22 fevereiro, 2012

Quarta-feira de cinzas

Fome
de som
de chêro
de tempêro

reflito ainda bêbado sobre esse "quê" intenso
somente uma força ancestral pode fazer aquilo

Foram vários os dias
de folia, amor e alegria
em momentos todos coloridos

logo hoje que o meu despertador tocou bem atrasado
enquanto eu sonhava mil sóis atravessando a janela

O dia acordou
com a mesma cor
da calça do detento

reflito ainda bêbado se; a fome tem cor ?
desço a colina e começo a prestar atenção

Algumas gaivotas
fedor de cela e mijo
crianças dormem na praça

reflito ainda bêbado se; a fome tem cor ?
então começo a rememorar outros carnavais

Lembro bem do dia
na praça da república
a cor da farda da polícia

reflito ainda bêbado se; a fome tem cor?
e finalmente - ainda bêbado - compreendo

Cru
simples
e visceral

essa fome é cinza

da cor da pele daquela menina
da cor da pele de um tubarão
da cor da miséria em questão
uma cor, de hipocrisia cristã

E quem se atreve a classificar os normativos?
sinta o privilégio, é quarta-feira de cinzas
amanhã alguém vem entregar a ração na porta

Francisco de Assis

20 fevereiro, 2012

Dilúvio

As palavras de Mr.
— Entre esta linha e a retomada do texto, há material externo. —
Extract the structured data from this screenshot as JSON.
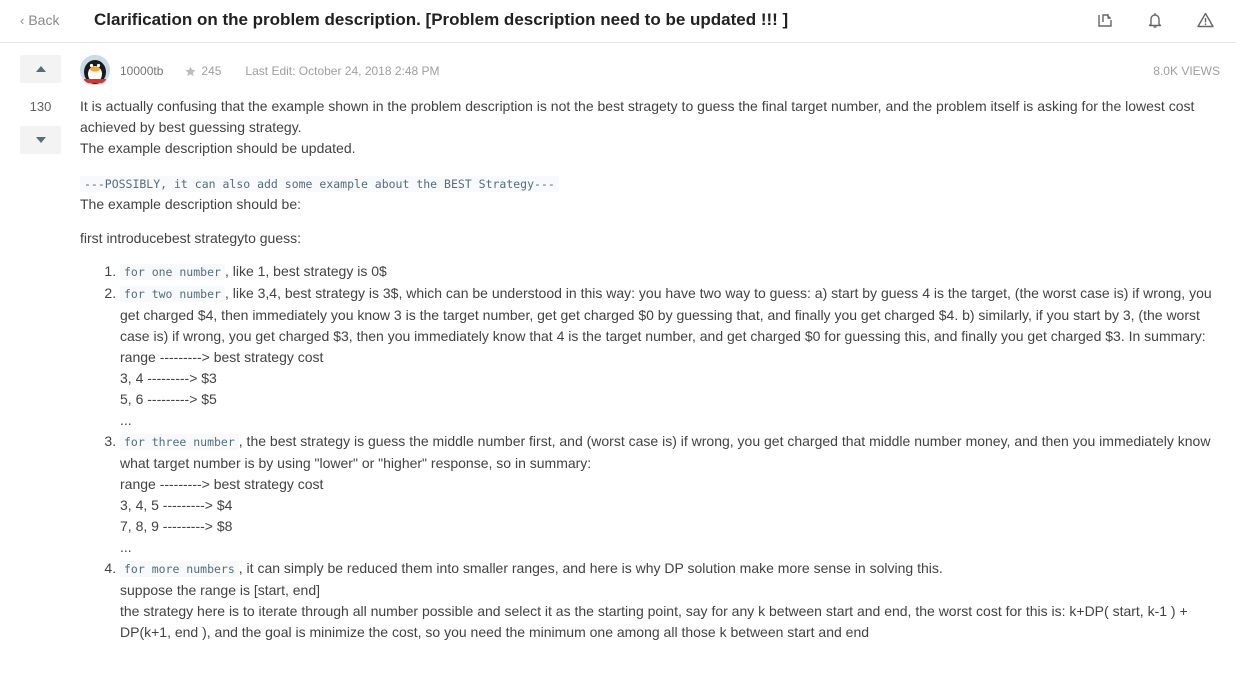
{
  "header": {
    "back_label": "Back",
    "title": "Clarification on the problem description. [Problem description need to be updated !!! ]",
    "icons": [
      "share-icon",
      "bell-icon",
      "report-icon"
    ]
  },
  "post": {
    "votes": "130",
    "author": "10000tb",
    "reputation": "245",
    "last_edit": "Last Edit: October 24, 2018 2:48 PM",
    "views": "8.0K VIEWS",
    "intro_1": "It is actually confusing that the example shown in the problem description is not the best stragety to guess the final target number, and the problem itself is asking for the lowest cost achieved by best guessing strategy.",
    "intro_2": "The example description should be updated.",
    "code_note": "---POSSIBLY, it can also add some example about the BEST Strategy---",
    "should_be": "The example description should be:",
    "first_intro": "first introducebest strategyto guess:",
    "items": [
      {
        "code": "for one number",
        "text": ", like 1, best strategy is 0$",
        "lines": []
      },
      {
        "code": "for two number",
        "text": ", like 3,4, best strategy is 3$, which can be understood in this way: you have two way to guess: a) start by guess 4 is the target, (the worst case is) if wrong, you get charged $4, then immediately you know 3 is the target number, get get charged $0 by guessing that, and finally you get charged $4. b) similarly, if you start by 3, (the worst case is) if wrong, you get charged $3, then you immediately know that 4 is the target number, and get charged $0 for guessing this, and finally you get charged $3. In summary:",
        "lines": [
          "range ---------> best strategy cost",
          "3, 4 ---------> $3",
          "5, 6 ---------> $5",
          "..."
        ]
      },
      {
        "code": "for three number",
        "text": ", the best strategy is guess the middle number first, and (worst case is) if wrong, you get charged that middle number money, and then you immediately know what target number is by using \"lower\" or \"higher\" response, so in summary:",
        "lines": [
          "range ---------> best strategy cost",
          "3, 4, 5 ---------> $4",
          "7, 8, 9 ---------> $8",
          "..."
        ]
      },
      {
        "code": "for more numbers",
        "text": ", it can simply be reduced them into smaller ranges, and here is why DP solution make more sense in solving this.",
        "lines": [
          "suppose the range is [start, end]",
          "the strategy here is to iterate through all number possible and select it as the starting point, say for any k between start and end, the worst cost for this is: k+DP( start, k-1 ) + DP(k+1, end ), and the goal is minimize the cost, so you need the minimum one among all those k between start and end"
        ]
      }
    ]
  }
}
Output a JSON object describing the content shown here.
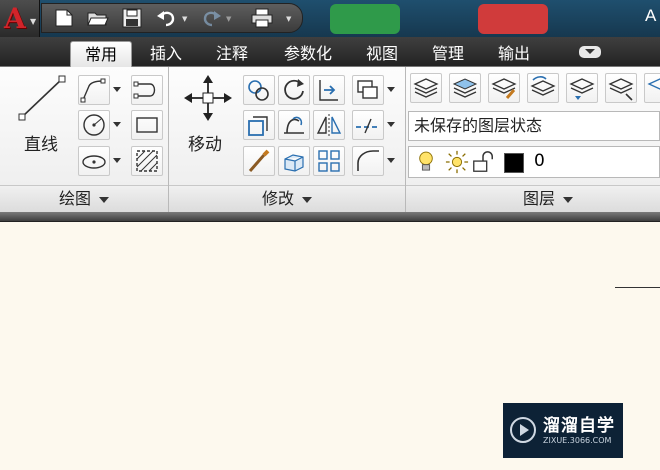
{
  "window": {
    "title_fragment": "A",
    "logo_letter": "A"
  },
  "tabs": [
    {
      "label": "常用",
      "active": true
    },
    {
      "label": "插入",
      "active": false
    },
    {
      "label": "注释",
      "active": false
    },
    {
      "label": "参数化",
      "active": false
    },
    {
      "label": "视图",
      "active": false
    },
    {
      "label": "管理",
      "active": false
    },
    {
      "label": "输出",
      "active": false
    }
  ],
  "panels": {
    "draw": {
      "title": "绘图",
      "line_label": "直线"
    },
    "modify": {
      "title": "修改",
      "move_label": "移动"
    },
    "layers": {
      "title": "图层",
      "layer_state": "未保存的图层状态",
      "current_layer": "0"
    }
  },
  "watermark": {
    "title": "溜溜自学",
    "url": "ZIXUE.3066.COM"
  },
  "colors": {
    "accent": "#d2242a",
    "layer_color": "#000000",
    "icon_blue": "#2a6fb0"
  }
}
Orwell tem ganhado forma a cada dia
seres avarentos congratulando e nomeando um novo herói
banalidade amordaçada já faz parte da sua cesta básica

Para onde vão os sonhos? Aonde se escondem as crianças?

Seu juramento de nada me serve, bastaria um sim ou não
levaria consigo essa marca da mentira? da desconfiança?
ao invés disso, responde aquilo que vem do seu coração

Os meus, os teus, onde estarão agora? Tu ainda respira?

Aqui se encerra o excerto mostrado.